4. Teach! At every opportunity you're given.

Teach business reps; teach your project team; teach your own UXers. Teach them:

  • what enterprise UX is (versus consumer UX)
  • what the ROI is
  • the psychology and design theory you're using
  • why you're talking to users and what you're getting out of it
  • show them how it all works together

5. Don't skip a thorough design critique.

This is something I've learned the hard way. Between agile and our business reps' very busy schedules, I wasn't taking responsibility to show and explain my design work. We went straight into business analysis making sure it met business requirements and then using it as a spring board to continue with analysis.

After one of those emails to a developer where the business owner tried to redesign a whole page, we had a meeting where I explained about 1/4 of the design principles, psychology and user research that went into how the page was laid out. This allowed me to have a better discussion about why the business owner wanted to change it, their perceptions of the page and what could easily be changed. But now they also now understand some basic design theory and they can see it in other work I've done.

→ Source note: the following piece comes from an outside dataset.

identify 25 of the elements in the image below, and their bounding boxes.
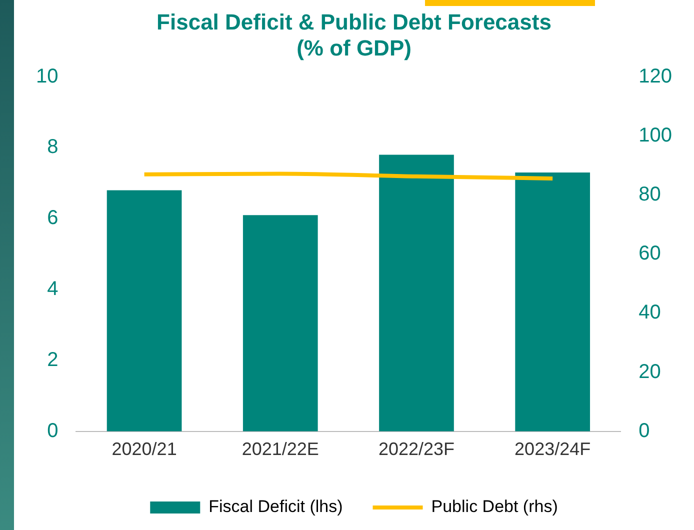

So this meeting is one of the most important things you can do to teach business about UX, design and what works and doesn't work.

I'll be honest. I've made a lot of mistakes in working with business people. In the past I've treated them like interlopers into my territory, as if they were one more developer telling me how it was going to be with no choice. I even developed a hate-hate, beyond repair, relationship with one person. All because I had the same attitude as the person writing the blog I read this evening.

We can't have this attitude with business. We have to invite business people into our process. Because if we teach them, not only will we have one more design resource, but we will have an evangelist working on our behalf at the management level.